A preliminary step is to extract the common parts into a superclass with Extract Superclass, Pull Up Field and Pull Up Constructor Body.

class Tweet
{
    protected $url;
    protected $title;

    public function __construct($url, $title)
    {
        $this->url = $url;
        $this->title = $title;
    }
}

class VideoTweet extends Tweet
{
    public function __toString()
    {
        return "Check out this video: $this->title $this->url";
    }
}

class ArticleTweet extends Tweet
{
    public function __toString()
    {
        return "RT @DZone: $this->title $this->url";
    }
}

Now we begin this refactoring. __toString() will become our Template Method, and we have to extract the different bits into methods with a common signature.
These hook methods are different, while __toString() is now the same for all (two) subclasses:

class VideoTweet extends Tweet
{
    public function __toString()
    {
        return $this->prefix() . ": $this->title $this->url";
    }

    protected function prefix()
    {
        return "Check out this video";
    }
}

class ArticleTweet extends Tweet
{
    public function __toString()
    {
        return $this->prefix() . ": $this->title $this->url";
    }

    protected function prefix()
    {
        return "RT @DZone";
    }
}

We pull up __toString() to eliminate its duplication:

class Tweet
{
    protected $url;
    protected $title;

    public function __construct($url, $title)
    {
        $this->url = $url;
        $this->title = $title;
    }

    public function __toString()
    {
        return $this->prefix() . ": $this->title $this->url";
    }
}

class VideoTweet extends Tweet
{
    protected function prefix()
    {
        return "Check out this video";
    }
}

class ArticleTweet extends Tweet
{
    protected function prefix()
    {
        return "RT @DZone";
    }
}

We also define the hook methods as abstract: new classes will have to ensure their presence before they can be instantiated at all. It's also easier to define new type of tweets, since they just take a little prefix() method instead of new copies of __construct() and __toString().

abstract class Tweet
{
    protected $url;
    protected $title;

    public function __construct($url, $title)
    {
        $this->url = $url;
        $this->title = $title;
    }

    public function __toString()
    {
        return $this->prefix() . ": $this->title $this->url";
    }

    /**
     * @return string
     */
    protected abstract function prefix();
}
Published at DZone with permission of Giorgio Sironi, author and DZone MVB.

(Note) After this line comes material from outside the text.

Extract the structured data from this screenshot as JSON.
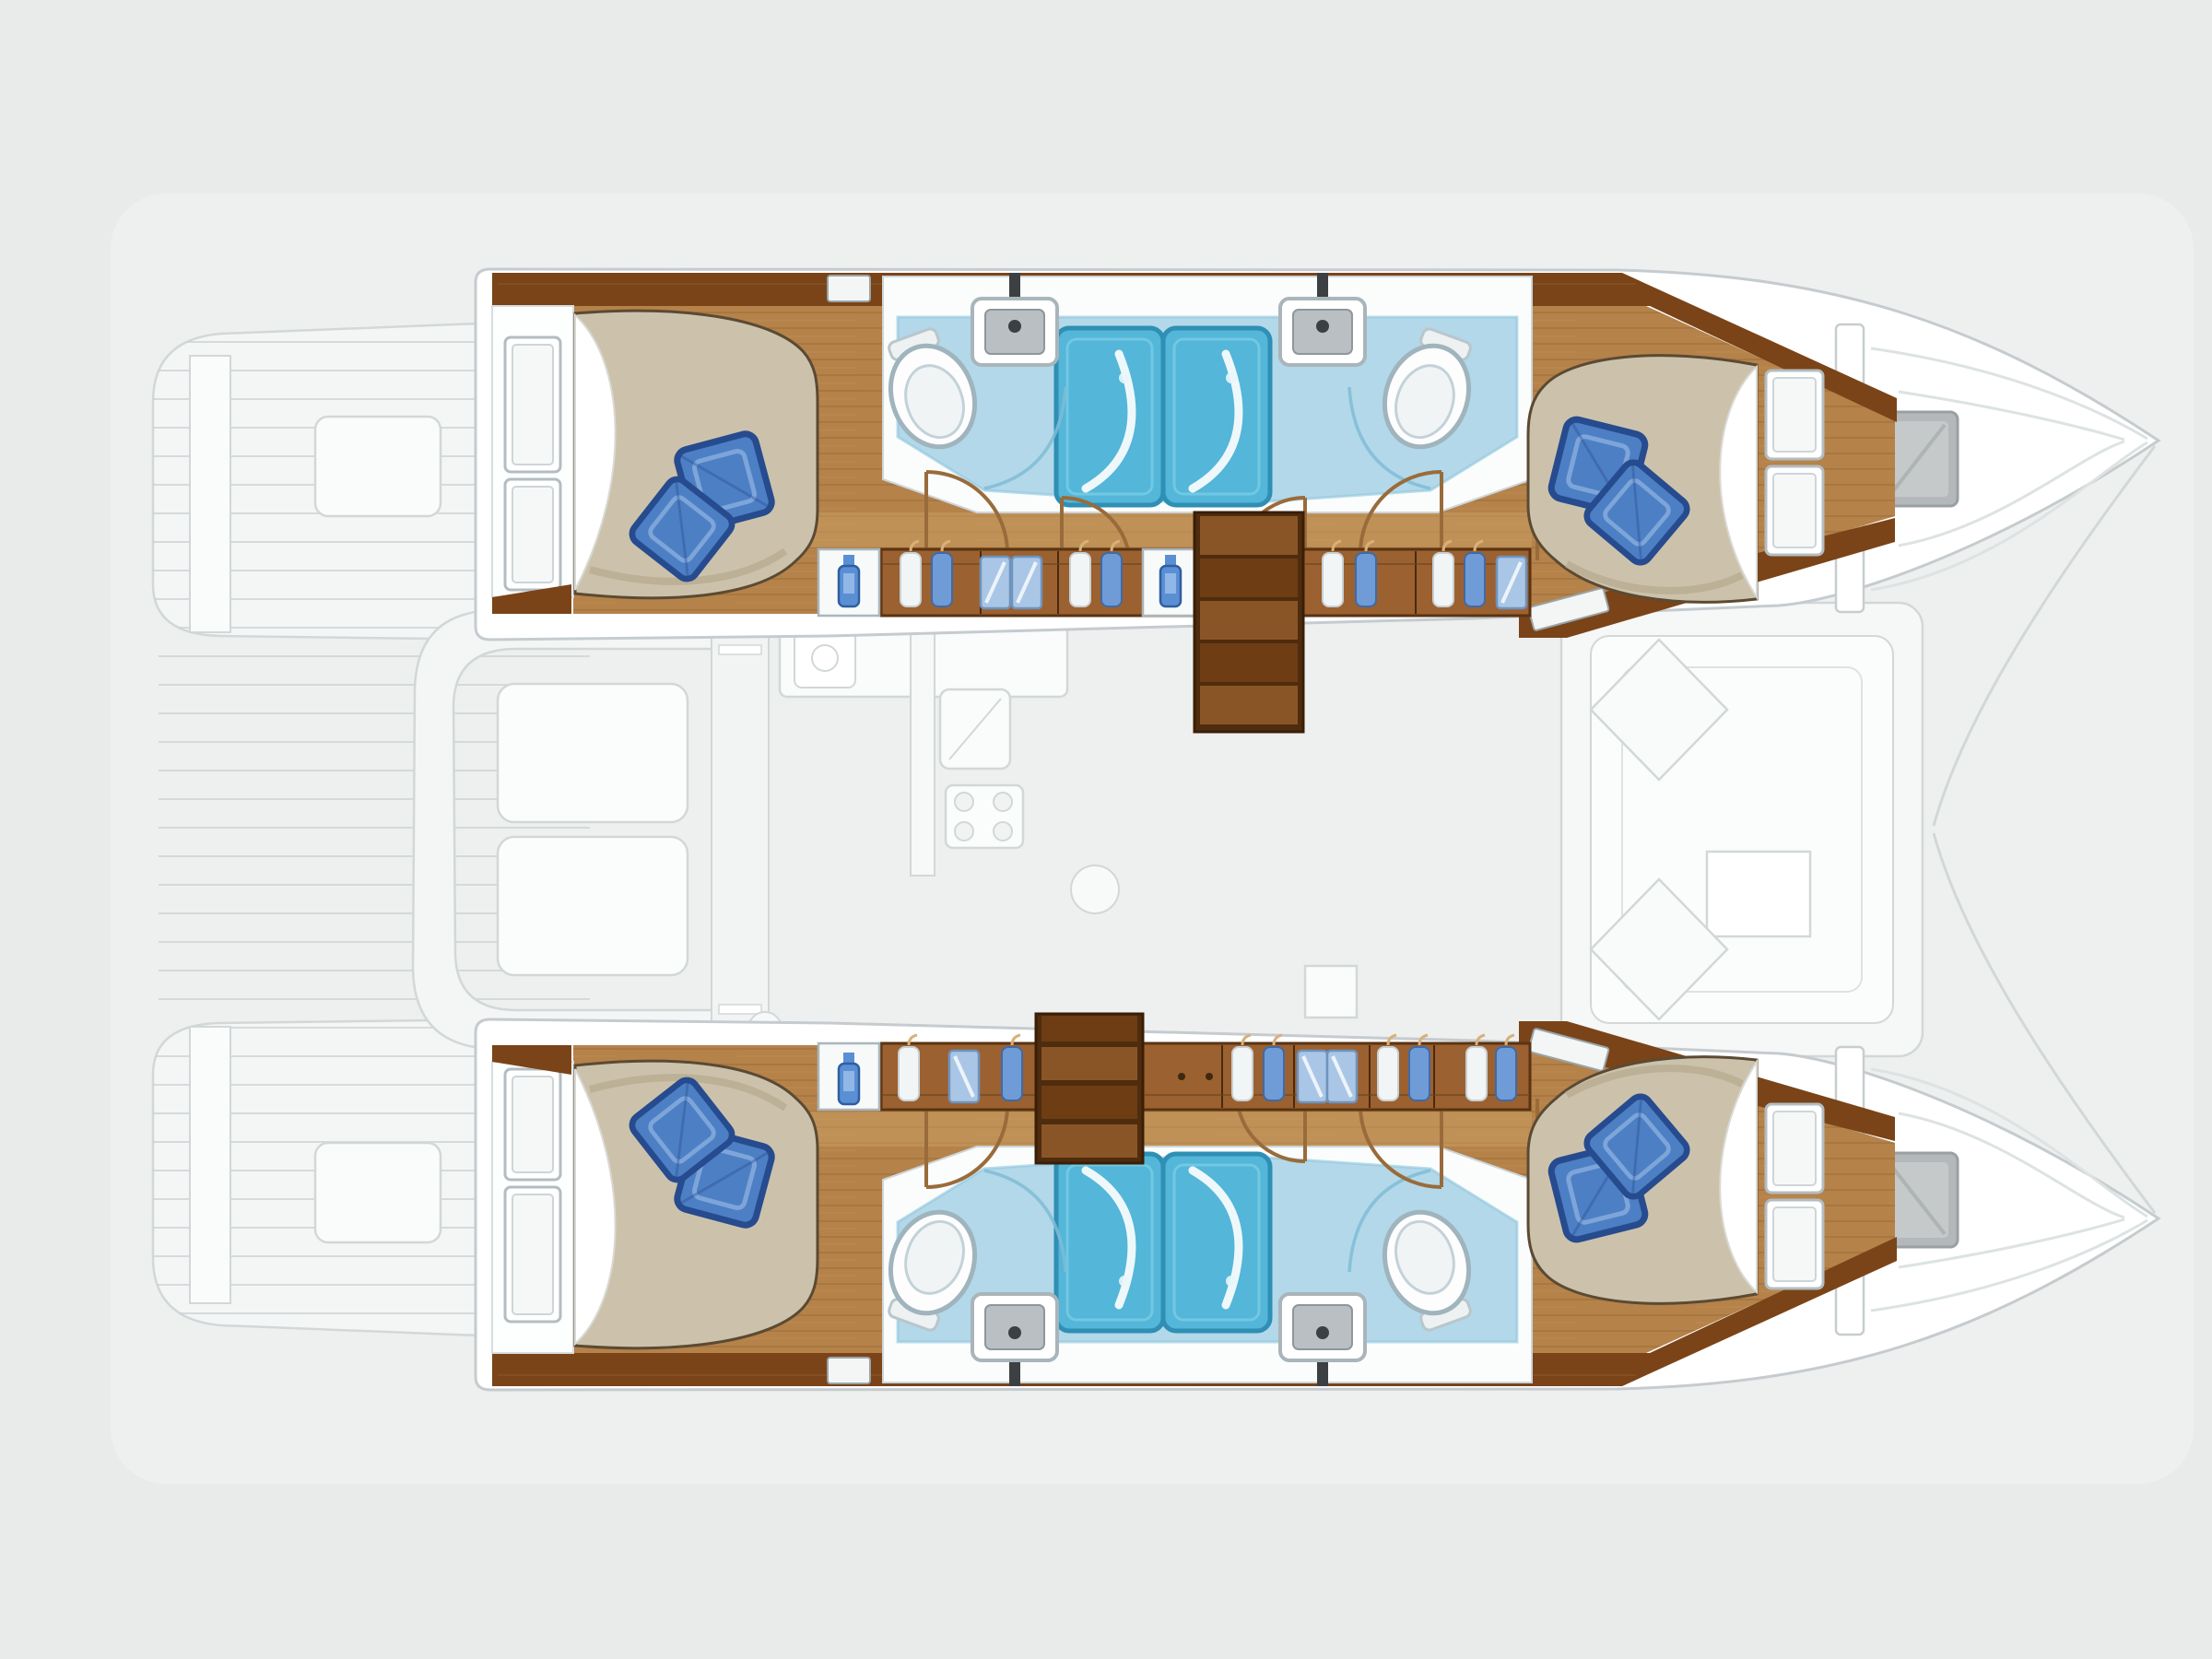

(Note: Opinions expressed in this article and its replies are the opinions of their respective authors and not those of DZone, Inc.)

Comments

David Weinraub replied on Wed, 2012/01/25 - 6:06am

I have used this often in the past, but always felt that my implementation was unsatisfactory. Now I see why: I failed to define the hook methods as abstract in the parent.

 As you note, any failure of a concrete subclass to implement the hook method now throws an error at load-time rather than at run-time. Much clearer now.

Thanks, Giorgio. ;-)

Giorgio Sironi replied on Sun, 2012/01/29 - 8:30am in response to: David Weinraub

Thanks for the feedback. Compile-time checks are not PHP's killer feature, but are always handy.